Having played an integral role in French politics, commerce, and tourism for centuries, Paris is one of the most important capital cities in European – and international – history. This is a city that is timeless in its culture, beauty, and refinement, and the legacy of the past shines through in a number of magnificent monuments. While it may be easy to assume that the grandeur of Paris has always been, the city has experienced its share of turmoil since the earliest civilisations made settlements here.
The region around Paris was founded by an ancient Celtic tribe known as the Parisii, whose settlement in the region would lead to continued dispute with the invading Romans lead by Julius Caesar in 52BC. The might of the Empire saw the demise of the Parisii and the establishment on the banks of the Seine of the town of Lutetia – Latin for ‘midwater dwelling’.
The subsequent growth of the Lutetia, followed by the crumbling of Roman power across Europe during the fifth century, meant that interest in the region was heightened among the Franks and other German invaders. Under the stewardship of Clovis I, Paris converted to Christianity, and the seat of control was set in the city, with grand cathedrals and abbeys soon appearing as a symbol of the region’s significance.
Counts of Paris
In the wake of Clovis’ rule, however, the Carolingian dynasty was to neglect the importance of Paris and, when Charlemagne moved the capital to Aix-la-Chapelle, the city suffered a number of sackings from Viking invaders. It would fall on the counts of Paris to help restore the glory to the city, with the eventual crowning of Hugh Capet as king in 987 returning administrative and monarchical power to the region.

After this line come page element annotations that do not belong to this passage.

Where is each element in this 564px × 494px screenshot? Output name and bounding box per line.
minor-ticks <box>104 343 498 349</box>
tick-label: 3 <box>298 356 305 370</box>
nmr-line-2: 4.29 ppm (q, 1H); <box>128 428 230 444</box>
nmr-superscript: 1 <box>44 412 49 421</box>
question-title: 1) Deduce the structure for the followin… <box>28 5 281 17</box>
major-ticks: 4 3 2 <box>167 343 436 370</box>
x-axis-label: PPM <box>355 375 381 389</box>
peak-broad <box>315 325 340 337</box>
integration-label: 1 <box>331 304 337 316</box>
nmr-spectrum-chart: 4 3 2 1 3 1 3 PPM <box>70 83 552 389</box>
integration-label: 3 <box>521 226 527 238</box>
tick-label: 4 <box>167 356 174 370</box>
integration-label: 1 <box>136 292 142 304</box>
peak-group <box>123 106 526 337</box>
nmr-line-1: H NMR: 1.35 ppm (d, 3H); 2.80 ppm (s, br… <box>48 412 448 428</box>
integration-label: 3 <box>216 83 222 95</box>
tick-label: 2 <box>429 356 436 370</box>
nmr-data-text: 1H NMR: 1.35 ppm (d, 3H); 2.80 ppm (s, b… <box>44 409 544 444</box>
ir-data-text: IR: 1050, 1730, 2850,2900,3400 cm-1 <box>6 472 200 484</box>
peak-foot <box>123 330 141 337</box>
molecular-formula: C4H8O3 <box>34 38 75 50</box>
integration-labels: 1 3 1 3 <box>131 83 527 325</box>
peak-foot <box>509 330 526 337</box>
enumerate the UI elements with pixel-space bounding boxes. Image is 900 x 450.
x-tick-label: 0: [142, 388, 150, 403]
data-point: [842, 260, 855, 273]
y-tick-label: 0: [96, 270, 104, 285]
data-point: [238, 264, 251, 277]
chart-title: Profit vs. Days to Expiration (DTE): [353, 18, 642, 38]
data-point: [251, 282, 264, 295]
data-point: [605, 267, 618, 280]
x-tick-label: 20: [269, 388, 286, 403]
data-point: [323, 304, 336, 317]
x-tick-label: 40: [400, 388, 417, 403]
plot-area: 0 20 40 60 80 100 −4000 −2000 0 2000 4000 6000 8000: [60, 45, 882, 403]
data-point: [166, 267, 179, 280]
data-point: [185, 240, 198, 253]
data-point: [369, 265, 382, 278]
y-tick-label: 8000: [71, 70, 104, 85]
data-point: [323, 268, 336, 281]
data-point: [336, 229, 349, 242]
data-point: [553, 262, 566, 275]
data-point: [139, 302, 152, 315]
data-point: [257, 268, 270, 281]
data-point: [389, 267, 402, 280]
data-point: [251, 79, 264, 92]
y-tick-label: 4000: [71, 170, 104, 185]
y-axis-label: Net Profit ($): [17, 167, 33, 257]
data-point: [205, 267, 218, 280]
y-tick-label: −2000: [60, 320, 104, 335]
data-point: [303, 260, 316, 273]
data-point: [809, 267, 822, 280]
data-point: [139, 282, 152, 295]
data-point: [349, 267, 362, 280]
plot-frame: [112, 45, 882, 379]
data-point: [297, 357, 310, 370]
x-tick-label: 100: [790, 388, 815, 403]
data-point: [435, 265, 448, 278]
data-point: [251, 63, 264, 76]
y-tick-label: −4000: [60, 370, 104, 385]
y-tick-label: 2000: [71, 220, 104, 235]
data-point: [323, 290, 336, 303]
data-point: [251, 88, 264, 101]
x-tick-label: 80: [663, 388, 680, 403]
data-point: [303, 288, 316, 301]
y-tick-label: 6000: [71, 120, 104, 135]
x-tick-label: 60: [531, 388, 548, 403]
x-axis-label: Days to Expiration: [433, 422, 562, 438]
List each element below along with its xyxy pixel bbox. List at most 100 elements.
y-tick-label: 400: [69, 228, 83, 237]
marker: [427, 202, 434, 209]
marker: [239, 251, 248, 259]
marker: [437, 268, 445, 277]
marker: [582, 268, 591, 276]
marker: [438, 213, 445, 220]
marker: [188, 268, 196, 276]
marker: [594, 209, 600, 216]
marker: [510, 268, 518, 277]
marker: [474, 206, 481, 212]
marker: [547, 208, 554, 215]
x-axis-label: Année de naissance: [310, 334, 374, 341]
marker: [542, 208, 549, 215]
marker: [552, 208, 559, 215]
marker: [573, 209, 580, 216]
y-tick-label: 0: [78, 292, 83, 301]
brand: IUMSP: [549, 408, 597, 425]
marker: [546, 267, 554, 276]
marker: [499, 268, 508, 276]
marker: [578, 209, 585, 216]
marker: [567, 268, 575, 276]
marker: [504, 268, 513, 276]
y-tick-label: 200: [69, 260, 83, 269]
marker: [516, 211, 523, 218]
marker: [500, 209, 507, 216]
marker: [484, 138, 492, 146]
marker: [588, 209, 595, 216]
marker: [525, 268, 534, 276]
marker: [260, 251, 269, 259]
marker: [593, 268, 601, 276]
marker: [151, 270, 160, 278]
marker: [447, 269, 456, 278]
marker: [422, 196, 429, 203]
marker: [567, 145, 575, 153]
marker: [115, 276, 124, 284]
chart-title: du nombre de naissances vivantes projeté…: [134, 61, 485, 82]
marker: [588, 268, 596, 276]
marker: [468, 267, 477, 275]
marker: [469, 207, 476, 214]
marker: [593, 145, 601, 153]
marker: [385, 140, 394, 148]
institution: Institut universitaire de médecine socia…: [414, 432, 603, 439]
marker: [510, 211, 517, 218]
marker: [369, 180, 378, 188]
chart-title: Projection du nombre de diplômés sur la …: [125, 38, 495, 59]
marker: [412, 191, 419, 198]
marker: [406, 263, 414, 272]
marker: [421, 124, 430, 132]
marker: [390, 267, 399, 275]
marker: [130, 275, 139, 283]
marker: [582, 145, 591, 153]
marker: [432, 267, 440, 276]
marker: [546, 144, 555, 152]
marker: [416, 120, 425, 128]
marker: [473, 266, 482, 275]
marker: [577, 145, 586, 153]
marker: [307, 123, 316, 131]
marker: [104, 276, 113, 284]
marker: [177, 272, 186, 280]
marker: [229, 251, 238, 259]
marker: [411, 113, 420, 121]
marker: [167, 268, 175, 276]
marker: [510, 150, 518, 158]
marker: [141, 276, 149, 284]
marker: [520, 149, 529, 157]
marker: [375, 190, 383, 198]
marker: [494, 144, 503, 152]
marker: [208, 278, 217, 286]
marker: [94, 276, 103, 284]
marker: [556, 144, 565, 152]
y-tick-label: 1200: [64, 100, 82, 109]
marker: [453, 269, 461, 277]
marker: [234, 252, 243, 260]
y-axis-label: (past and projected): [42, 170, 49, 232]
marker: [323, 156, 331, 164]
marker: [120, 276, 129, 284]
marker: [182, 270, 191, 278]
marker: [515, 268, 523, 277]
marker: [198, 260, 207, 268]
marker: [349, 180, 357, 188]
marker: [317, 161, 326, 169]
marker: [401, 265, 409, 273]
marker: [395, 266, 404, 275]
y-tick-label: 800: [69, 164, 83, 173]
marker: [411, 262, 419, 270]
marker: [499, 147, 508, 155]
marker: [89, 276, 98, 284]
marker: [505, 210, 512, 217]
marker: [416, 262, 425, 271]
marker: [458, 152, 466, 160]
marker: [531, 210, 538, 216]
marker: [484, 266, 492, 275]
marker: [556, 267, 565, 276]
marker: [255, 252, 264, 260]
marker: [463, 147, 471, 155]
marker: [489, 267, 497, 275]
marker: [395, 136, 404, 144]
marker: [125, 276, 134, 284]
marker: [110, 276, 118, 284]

Though the Capetian dynasty would go on to maintain control of France for the next 800 years, the Middle Ages was a period that blighted Paris and decimated the population. From the Hundred Years’ War to the Black Death, political uprisings to feudal disputes, by the end of the 15th century the capital was a shadow of what it once was, and but a pale imitation of what it would go on to be.
Renaissance, Reform and Revolution
In the centuries that followed, the changing face of Paris took influence from some of recent history’s most significant events. The artistic splendour of the Renaissance found its way to the French capital, influencing both the architecture and the artists of the city, while the Protestant Reformation acted as a catalyst for the War of Religions, triggering a change of leadership and the eventual ascension to the throne of Louis XIII and the dawn of Bourbon rule.
Few events would invoke such significant change as the French Revolution, and so it was that on July 14, 1789, the storming of the Bastille set in motion acts that abolished the monarchy and established France as a Republic, ushering in an era under the control of Napoleon Bonaparte.
The last two centuries have continued to see Paris evolve and adapt according to circumstance. The advent of the city as a hub of cultural activity has been quick and enduring, with artists from around the globe flocking to the region to make their mark. Even the horrors of two World Wars could not destroy the splendour of the city and, as the capital has moved towards the modern era, its cosmopolitan feel, rich heritage, and compelling landmarks ensure there is no city quite like Paris anywhere in the world.